Y cuando creías que ya  no podía pasarte nada más, escuchas de sus labios las maravillosas palabras: “Me haría mucha ilusión que leyeras algo en la ceremonia, que además, como escribes tan bien…”. Y a estas alturas tú ya te sientes el puto Pepe Gáfez de las bodas… y te dan ganas de implorar “Pero ¡¡¿Qué más queréis??!! ¡¡¿¿Mi alma??!!”. Total, que al final sonríes como puedes, forzando todos y cada uno de los músculos de la cara, accedes y disimulas las ganas de llorar y de cortarte las venas mientras la abrazas y finges que te hace mucha ilusión… pero te hace la misma que arrancarte las uñas.

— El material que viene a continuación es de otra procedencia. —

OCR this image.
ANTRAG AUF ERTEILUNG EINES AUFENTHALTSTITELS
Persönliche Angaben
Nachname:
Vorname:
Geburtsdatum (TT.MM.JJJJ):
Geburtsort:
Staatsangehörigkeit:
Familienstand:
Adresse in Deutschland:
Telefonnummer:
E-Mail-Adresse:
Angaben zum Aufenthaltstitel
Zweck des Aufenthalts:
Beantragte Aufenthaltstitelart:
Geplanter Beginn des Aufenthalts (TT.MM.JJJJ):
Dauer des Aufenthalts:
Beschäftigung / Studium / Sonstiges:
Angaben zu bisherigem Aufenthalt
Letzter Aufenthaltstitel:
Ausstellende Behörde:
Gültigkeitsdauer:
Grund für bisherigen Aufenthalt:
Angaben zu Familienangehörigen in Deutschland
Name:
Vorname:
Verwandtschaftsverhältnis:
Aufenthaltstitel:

Así que, entre tanta vorágine, por fin llega el día D a la hora H. Vas a la peluquería con la foto de la modelo de revista para que te peinen, te pongan el tocado y te maquillen igual, pero cuando sales te sientes como la Llorona de Picasso… Llegas a casa, intentas arreglar un poco el peinado sin mucho éxito, te pones ese vestido que sabes que después acabará en Wallapop, te subes a los tacones y echas las manoletinas al bolso, intentando apretujar todo para que quepa en el minúsculo (pero monísimo) clutch, te echas un último vistazo, suspiras y te montas en el taxi dispuesta a pasarlo lo mejor posible. Entras a la iglesia y te sientas cerca del altar, para que el camino sea lo más corto posible cuando vayas a ir a leer, y evitar que los zapatos te jueguen una mala pasada. Te colocas junto a una tía emperifollá, que lleva una pamela que te hace permanecer en diagonal media misa y, cuando por fin te va a tocar subir, metes la mano en el bolso, sacas el papel arrugado y, mientras lo intentas estirar sin hacer mucho ruido, la mujer palmera te mira y susurra “¡Ay! ¡¿Ahora lees tú?! ¿No irás a llorar?” y tú le contestas  “Depende, señora ¿Cuántas horas dice que quedan para la barra libre?”.